Ainda em relação ao vocábulo “brasileiros”, é relevante considerarmos as análises de Dias em relação ao vocábulo “brasileiro”, pois há uma modalização,

a palavra ‘brasileiro’ só pode ser pensada em relação à modalização, que imprime uma relação tensa entre a generalização (brasileiro = aquele que nasce no Brasil) e a limitação (brasileiro = aquele que satisfaz a um critério de verdade, de realidade). (DIAS, 1993, p. 87).

No caso de nossa sequência discursiva, trata-se de uma relevante indicação na capa do livro de contos, pois revela a opacidade dos contos que se relacionam à realidade, ou seja, uma tensão entre o garoto e os contos que é representada pelo fato do menino não saber ler. A inscrição “brasileiros” representa, justamente, os sujeitos que pertencem ao “critério de verdade, de realidade”, são os brasileiros estigmatizados, privados do ato de ler, privados da educação libertadora. É como se os contos ignorassem o garoto, um leitor em potencial.

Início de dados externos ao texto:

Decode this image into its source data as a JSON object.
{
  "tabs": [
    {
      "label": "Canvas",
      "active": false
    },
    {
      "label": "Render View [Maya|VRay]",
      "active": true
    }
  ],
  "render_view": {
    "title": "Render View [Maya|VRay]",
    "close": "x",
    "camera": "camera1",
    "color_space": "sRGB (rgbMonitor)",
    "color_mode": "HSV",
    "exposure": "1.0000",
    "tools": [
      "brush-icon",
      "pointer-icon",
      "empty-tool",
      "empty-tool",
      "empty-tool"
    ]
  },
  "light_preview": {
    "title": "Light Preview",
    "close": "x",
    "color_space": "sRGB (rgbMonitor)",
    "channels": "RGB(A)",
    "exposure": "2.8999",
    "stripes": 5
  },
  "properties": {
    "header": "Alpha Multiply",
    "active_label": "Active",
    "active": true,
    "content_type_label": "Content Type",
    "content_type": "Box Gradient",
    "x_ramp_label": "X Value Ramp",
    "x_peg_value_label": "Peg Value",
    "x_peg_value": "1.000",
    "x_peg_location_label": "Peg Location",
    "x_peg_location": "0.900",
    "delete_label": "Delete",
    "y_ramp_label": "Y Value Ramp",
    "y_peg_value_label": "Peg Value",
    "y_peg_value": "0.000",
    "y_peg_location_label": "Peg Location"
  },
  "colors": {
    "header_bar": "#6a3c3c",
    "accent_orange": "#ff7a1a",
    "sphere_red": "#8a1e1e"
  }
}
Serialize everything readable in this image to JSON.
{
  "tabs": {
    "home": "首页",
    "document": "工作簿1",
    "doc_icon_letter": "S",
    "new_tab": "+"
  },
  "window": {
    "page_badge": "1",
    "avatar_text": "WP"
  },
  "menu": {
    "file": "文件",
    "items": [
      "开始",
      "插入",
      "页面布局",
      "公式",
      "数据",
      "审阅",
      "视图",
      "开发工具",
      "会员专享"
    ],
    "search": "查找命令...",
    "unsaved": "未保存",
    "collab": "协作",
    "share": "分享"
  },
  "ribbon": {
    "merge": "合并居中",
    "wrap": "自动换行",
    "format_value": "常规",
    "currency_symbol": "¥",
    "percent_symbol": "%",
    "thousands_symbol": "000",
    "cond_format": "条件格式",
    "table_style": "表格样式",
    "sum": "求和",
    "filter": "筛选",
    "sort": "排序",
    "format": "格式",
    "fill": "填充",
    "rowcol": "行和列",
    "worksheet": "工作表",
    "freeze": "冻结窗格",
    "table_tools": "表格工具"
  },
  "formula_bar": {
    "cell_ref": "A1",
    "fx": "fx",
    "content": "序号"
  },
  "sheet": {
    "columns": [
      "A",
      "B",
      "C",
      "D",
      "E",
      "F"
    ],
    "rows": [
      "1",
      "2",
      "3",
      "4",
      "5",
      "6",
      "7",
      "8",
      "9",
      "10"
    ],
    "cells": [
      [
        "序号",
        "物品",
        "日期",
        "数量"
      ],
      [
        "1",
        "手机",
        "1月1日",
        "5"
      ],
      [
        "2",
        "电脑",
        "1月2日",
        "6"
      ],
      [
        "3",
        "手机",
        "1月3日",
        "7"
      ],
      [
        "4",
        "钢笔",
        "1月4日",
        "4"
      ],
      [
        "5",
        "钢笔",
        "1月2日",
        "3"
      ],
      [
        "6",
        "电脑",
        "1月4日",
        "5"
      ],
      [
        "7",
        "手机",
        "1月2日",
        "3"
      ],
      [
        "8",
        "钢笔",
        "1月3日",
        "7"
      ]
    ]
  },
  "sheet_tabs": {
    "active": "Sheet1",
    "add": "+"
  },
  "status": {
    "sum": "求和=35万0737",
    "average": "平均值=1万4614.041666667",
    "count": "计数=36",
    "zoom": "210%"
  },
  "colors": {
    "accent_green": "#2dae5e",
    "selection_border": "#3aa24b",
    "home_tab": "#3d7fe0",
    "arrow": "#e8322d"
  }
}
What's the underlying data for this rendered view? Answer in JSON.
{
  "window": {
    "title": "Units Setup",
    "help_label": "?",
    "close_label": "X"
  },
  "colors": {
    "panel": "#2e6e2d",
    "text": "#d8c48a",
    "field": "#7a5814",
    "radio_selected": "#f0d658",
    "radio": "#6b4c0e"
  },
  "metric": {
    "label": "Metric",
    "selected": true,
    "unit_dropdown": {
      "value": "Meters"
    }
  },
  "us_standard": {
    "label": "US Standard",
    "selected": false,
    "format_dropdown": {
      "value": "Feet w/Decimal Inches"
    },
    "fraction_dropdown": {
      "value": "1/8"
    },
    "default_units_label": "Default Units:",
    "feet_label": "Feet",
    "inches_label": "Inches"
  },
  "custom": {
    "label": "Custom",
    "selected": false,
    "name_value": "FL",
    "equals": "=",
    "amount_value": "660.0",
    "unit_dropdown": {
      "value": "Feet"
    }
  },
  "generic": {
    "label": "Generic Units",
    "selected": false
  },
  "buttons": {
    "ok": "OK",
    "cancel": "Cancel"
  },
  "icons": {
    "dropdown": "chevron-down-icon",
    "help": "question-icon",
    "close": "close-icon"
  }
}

Conforme tais postulados, há a desestabilização do sentido representado pela imagem e que é construído por meio da estabilização de sentidos no imaginário dos sujeitos. O que ocorre

é o rompimento com o estável, pois os baixos níveis de escolaridade ainda existentes no Brasil e que, por sua vez, atravessam a realidade de crianças e, consequentemente, de jovens e de adultos, constitui a representação dos “grandes contos brasileiros”. Assim, a ruptura com o estável denega o sentido único estabelecido pela ficção literária e posteriores publicações de obras literárias ficcionais que muitas vezes estão publicadas e não podem ser lidas, mas passa a constituir uma realidade que perpassa a ficção e que a atualiza, ou seja, é o diálogo entre o ficcional e o real que passa a constituir os “grandes contos brasileiros” e inscreve a imagem na formação discursiva da exclusão.